Dans les années 20, un ingénieur interné en hôpital psychiatrique et féru de Schubert invente le cinéma parlant.

Arrivé en fin de carrière, Ingmar Bergman ne se préoccupe plus guère d’inscrire ses éternelles obsessions (la mort, le sexe, le théâtre, l’absence de Dieu tout ça) dans une quelconque réalité. En présence d’un clown est peut-être son film le plus décharné, le plus cru. Le problème est qu’une abstraction aussi prononcée anesthésie complètement le film. Heureusement, son ultime ultime film, Saraband, allait être d’un tout autre acabit.

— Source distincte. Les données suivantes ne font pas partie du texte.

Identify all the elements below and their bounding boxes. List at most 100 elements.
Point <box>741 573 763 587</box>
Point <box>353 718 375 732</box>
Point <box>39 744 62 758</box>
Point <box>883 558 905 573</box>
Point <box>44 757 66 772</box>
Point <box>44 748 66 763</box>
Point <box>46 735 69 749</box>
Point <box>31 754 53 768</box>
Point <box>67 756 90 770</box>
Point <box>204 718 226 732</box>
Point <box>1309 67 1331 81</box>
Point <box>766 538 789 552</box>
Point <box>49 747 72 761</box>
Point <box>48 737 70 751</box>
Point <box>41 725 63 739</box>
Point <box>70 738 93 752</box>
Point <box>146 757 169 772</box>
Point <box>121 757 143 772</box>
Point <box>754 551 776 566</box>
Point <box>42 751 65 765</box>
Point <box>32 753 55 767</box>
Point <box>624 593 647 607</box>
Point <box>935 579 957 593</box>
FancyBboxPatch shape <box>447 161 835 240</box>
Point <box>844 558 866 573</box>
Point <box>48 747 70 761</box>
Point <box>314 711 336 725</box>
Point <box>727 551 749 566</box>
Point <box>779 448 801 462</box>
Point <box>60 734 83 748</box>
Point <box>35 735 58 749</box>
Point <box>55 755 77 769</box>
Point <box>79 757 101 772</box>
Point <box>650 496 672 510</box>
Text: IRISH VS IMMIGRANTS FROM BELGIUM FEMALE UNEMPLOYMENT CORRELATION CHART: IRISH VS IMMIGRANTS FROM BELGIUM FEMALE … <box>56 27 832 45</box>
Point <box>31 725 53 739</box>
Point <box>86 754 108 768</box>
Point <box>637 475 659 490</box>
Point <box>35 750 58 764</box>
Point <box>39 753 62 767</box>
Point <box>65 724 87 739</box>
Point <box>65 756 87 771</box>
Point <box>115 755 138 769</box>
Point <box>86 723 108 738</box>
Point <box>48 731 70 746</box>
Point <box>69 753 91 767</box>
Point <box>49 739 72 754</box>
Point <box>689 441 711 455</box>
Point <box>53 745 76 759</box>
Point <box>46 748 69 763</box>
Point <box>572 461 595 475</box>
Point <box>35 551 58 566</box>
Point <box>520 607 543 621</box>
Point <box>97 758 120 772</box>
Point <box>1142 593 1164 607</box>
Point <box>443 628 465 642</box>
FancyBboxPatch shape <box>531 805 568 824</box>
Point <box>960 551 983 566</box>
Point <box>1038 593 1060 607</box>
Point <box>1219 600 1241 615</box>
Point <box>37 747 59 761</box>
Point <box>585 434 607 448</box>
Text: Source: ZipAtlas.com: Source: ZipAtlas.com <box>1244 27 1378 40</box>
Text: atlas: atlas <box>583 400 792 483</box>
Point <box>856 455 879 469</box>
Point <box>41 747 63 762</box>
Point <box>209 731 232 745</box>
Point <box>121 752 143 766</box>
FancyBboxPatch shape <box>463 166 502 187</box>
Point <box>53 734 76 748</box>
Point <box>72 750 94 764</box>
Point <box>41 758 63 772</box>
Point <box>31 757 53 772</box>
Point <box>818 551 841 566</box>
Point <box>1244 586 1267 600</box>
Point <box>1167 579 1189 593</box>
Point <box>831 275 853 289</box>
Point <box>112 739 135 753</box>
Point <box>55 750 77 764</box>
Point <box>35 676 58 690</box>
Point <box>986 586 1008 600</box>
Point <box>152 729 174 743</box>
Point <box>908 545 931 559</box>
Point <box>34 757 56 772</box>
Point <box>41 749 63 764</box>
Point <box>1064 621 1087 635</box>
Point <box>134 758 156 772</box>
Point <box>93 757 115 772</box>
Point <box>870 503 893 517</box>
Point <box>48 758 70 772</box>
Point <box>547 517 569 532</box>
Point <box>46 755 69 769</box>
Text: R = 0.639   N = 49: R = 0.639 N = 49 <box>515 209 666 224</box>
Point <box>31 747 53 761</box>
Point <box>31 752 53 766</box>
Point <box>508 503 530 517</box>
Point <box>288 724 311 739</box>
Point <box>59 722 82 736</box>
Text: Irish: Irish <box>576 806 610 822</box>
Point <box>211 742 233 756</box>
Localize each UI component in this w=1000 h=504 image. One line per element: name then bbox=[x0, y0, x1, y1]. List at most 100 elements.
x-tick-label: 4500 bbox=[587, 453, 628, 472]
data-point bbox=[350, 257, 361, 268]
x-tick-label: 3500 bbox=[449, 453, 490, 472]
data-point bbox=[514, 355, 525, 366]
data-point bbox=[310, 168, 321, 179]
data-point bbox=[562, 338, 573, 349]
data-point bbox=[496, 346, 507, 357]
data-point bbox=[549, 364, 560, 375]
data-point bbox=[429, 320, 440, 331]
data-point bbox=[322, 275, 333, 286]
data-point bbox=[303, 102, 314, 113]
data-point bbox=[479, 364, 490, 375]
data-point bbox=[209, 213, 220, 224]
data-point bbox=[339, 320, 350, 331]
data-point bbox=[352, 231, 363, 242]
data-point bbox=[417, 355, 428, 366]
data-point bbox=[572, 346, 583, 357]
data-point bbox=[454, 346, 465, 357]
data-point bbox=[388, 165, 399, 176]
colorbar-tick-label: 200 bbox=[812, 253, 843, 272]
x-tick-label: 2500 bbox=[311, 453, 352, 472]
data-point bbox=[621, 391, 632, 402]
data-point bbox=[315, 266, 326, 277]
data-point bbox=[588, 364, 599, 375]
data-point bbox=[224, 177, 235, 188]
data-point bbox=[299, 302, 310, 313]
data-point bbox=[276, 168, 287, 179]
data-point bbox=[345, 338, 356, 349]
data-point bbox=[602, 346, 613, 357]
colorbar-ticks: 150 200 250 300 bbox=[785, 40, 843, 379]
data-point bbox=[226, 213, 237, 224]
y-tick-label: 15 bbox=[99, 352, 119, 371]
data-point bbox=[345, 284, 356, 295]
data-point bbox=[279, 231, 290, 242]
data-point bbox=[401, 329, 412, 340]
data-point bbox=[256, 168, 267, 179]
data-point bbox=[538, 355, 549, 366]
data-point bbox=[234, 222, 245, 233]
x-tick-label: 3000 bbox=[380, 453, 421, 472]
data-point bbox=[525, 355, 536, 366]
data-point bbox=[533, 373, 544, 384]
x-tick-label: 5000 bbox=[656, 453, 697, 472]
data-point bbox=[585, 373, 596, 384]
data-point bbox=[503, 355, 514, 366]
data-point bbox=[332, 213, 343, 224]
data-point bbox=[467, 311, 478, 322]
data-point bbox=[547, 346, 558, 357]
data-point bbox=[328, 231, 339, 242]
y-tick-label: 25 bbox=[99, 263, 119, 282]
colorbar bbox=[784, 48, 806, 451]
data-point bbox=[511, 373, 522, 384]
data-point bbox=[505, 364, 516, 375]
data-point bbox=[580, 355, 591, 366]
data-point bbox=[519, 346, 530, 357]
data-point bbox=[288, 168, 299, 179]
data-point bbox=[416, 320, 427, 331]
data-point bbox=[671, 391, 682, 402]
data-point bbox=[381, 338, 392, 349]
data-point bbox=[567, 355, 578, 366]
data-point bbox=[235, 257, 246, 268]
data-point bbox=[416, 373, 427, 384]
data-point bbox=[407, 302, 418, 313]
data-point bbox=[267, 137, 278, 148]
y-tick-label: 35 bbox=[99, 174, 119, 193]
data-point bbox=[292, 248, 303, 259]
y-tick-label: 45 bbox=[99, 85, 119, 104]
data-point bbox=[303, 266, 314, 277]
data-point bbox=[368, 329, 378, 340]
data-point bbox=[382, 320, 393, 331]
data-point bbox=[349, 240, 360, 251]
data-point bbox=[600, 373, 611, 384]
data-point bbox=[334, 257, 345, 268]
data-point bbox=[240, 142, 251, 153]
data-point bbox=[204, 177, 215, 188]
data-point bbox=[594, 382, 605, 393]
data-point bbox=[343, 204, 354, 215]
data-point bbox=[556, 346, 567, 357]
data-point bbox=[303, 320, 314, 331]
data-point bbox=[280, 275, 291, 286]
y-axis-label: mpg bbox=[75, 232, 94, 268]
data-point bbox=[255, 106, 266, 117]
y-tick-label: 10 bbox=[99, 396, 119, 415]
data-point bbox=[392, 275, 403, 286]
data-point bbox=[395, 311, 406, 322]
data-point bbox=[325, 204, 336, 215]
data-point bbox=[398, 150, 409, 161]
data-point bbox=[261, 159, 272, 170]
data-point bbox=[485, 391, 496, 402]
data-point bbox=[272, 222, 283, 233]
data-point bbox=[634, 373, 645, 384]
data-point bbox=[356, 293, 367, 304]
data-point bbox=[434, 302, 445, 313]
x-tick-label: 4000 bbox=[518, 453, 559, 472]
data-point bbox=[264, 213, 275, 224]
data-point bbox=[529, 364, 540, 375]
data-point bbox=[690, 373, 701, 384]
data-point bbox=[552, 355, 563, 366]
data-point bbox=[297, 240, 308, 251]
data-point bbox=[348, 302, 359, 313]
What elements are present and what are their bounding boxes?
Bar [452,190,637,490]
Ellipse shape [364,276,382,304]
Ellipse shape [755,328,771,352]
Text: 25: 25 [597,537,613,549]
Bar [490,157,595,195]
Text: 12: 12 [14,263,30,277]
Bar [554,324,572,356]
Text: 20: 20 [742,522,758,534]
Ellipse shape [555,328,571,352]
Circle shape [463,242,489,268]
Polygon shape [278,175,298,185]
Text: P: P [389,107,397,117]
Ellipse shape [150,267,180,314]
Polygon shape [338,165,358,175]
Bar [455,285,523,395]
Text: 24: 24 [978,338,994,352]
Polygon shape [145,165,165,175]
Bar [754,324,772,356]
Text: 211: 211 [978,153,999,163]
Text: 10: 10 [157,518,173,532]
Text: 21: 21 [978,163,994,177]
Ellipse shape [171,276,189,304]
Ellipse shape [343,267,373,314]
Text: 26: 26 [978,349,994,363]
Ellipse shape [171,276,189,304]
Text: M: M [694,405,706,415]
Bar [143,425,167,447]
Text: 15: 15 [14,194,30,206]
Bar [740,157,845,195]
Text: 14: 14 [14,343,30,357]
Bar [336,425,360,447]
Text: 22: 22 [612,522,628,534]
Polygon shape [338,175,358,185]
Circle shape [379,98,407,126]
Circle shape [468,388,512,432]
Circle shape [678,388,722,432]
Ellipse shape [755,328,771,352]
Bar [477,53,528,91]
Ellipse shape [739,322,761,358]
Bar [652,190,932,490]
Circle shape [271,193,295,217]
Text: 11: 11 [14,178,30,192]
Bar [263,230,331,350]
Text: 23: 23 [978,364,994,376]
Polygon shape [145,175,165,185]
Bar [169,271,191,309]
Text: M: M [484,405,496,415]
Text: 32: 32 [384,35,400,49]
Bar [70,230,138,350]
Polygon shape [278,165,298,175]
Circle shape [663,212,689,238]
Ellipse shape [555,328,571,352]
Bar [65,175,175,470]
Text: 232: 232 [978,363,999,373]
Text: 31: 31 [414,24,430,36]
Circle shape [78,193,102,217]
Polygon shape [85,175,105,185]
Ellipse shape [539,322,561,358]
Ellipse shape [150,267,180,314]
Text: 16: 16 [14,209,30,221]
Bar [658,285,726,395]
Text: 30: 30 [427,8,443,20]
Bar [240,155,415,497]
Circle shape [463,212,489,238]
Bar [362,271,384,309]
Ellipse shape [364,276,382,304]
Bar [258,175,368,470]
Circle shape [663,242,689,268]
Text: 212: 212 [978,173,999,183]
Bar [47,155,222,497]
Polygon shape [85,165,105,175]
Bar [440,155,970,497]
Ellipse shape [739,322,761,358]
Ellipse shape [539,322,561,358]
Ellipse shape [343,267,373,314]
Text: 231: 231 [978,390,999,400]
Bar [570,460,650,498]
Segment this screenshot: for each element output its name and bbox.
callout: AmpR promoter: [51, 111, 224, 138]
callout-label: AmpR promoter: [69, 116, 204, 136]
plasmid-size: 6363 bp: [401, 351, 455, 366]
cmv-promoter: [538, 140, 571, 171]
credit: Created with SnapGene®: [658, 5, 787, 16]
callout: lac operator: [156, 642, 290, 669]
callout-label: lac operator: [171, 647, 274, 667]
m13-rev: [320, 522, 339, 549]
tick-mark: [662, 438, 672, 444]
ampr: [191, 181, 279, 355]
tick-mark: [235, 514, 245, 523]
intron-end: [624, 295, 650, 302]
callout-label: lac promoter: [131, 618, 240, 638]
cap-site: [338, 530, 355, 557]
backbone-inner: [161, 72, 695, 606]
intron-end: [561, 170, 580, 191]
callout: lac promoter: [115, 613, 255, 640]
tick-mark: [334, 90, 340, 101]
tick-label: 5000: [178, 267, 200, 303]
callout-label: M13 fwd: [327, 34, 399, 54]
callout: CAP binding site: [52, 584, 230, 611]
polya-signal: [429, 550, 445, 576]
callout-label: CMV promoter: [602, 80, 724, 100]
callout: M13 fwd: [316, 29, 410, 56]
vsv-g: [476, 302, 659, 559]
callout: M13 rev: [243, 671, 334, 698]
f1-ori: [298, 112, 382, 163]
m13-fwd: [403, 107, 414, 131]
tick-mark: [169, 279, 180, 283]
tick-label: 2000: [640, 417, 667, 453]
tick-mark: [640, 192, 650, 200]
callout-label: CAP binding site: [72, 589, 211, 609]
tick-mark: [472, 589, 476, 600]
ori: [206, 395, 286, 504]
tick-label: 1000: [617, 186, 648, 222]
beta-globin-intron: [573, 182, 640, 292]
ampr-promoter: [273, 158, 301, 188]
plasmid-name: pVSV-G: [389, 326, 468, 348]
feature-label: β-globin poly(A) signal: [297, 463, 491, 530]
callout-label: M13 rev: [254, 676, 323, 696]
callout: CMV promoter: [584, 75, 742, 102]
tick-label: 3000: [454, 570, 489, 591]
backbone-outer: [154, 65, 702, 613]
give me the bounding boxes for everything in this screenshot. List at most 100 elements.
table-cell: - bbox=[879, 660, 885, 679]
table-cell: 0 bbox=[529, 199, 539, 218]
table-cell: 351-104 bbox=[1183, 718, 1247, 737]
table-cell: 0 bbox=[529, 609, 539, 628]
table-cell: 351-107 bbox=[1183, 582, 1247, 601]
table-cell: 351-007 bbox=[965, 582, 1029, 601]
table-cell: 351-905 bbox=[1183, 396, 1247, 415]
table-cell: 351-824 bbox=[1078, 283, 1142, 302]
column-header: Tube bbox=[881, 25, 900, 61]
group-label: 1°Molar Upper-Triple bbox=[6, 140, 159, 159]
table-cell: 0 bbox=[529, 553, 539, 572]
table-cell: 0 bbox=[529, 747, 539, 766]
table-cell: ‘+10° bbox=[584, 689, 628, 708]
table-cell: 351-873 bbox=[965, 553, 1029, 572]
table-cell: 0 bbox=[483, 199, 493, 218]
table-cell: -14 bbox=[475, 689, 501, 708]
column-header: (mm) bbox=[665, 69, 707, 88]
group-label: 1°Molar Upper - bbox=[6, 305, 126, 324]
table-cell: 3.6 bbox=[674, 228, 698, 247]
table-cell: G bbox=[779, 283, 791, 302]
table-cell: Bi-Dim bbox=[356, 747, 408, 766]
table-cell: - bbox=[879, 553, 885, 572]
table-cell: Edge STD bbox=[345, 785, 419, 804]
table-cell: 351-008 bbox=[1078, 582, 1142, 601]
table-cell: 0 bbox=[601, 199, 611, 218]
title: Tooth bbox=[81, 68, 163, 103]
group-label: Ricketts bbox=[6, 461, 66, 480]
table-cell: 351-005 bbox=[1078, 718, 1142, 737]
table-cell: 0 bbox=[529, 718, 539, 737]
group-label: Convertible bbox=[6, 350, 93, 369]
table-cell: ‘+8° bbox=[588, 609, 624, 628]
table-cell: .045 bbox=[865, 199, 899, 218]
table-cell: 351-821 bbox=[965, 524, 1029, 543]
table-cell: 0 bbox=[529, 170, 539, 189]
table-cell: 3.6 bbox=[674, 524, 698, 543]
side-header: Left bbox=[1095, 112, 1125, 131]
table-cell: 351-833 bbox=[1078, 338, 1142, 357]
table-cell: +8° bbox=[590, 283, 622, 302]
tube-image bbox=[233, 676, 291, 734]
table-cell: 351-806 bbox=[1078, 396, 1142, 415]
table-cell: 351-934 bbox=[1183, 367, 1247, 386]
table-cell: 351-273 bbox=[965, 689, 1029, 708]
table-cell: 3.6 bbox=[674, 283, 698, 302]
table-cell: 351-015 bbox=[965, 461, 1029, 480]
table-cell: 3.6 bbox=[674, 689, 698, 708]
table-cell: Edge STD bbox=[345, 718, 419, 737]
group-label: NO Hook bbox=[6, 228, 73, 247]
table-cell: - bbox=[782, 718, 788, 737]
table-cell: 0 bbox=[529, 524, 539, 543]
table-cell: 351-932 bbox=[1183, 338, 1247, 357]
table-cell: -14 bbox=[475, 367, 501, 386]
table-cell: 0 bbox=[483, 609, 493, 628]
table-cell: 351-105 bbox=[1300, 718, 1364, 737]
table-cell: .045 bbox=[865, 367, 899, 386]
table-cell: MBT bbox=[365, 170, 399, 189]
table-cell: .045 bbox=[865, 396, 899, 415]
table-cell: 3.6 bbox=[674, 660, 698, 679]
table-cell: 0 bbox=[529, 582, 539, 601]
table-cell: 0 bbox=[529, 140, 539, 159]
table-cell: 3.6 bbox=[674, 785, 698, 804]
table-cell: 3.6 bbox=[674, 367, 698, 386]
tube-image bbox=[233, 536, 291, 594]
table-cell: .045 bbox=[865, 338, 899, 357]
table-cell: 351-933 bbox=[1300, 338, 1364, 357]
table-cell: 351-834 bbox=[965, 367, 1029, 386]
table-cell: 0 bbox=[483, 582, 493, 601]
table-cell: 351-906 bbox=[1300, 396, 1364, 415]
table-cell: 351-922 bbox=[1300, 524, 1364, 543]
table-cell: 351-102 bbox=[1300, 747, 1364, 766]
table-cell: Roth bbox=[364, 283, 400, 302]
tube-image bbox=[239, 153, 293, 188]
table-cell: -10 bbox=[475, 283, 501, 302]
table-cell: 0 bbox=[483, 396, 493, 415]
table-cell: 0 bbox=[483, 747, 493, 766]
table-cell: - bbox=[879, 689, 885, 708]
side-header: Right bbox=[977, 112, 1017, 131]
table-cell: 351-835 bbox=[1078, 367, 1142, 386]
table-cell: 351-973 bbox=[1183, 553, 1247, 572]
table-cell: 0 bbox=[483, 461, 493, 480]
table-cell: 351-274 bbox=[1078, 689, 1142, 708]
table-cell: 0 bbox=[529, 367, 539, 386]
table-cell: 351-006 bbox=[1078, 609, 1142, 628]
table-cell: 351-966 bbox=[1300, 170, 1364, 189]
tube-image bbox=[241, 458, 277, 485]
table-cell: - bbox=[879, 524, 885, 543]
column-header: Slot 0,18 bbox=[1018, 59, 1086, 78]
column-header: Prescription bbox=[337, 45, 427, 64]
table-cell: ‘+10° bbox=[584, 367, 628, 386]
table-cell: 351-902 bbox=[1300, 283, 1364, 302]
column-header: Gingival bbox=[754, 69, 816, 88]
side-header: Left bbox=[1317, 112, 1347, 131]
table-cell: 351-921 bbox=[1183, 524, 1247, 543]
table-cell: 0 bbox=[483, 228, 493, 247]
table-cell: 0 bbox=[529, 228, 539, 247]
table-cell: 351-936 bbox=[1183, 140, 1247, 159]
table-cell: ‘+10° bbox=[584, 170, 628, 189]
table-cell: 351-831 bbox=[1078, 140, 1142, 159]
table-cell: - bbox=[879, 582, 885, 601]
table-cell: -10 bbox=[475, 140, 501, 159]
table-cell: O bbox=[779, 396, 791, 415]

Pension d’artistes (Stage door, Gregory La Cava, 1937)

Chronique d’une pension de comédiennes.

Contrairement à d’autres réalisateurs de l’époque, Gregory La Cava n’a pas débuté au théâtre et pourtant ce film est très théâtral. Très écrit, Pension d’artistes repose sur ses dialogues plus que sur sa mise en scène peu dynamique. L’acuité du regard sur un large panel de femmes qui agitent leurs rancoeurs et leurs espoirs dans un espace clos rappelle George Cukor. D’autant que, de Katharine Hepburn à Ginger Rogers, l’interprétation est éblouissante. L’humour est acerbe, les nombreuses répliques cinglantes montrent la dureté du métier d’actrice. Ce qui n’empêche pas, ici et là, l’émergence d’une certaine tristesse. C’est du cinéma brillant mais calculé de bout en bout.

Paris nous appartient (Jacques Rivette, 1961)

De jeunes parisiens s’interrogent sur une conspiration et montent une pièce de théâtre.

L’intrigue est confuse et sans intérêt, l’absence de moyens criante, la mise en scène inexistante, le film long comme un jour sans pain. En voilà un qui aurait mieux fait de rester critique.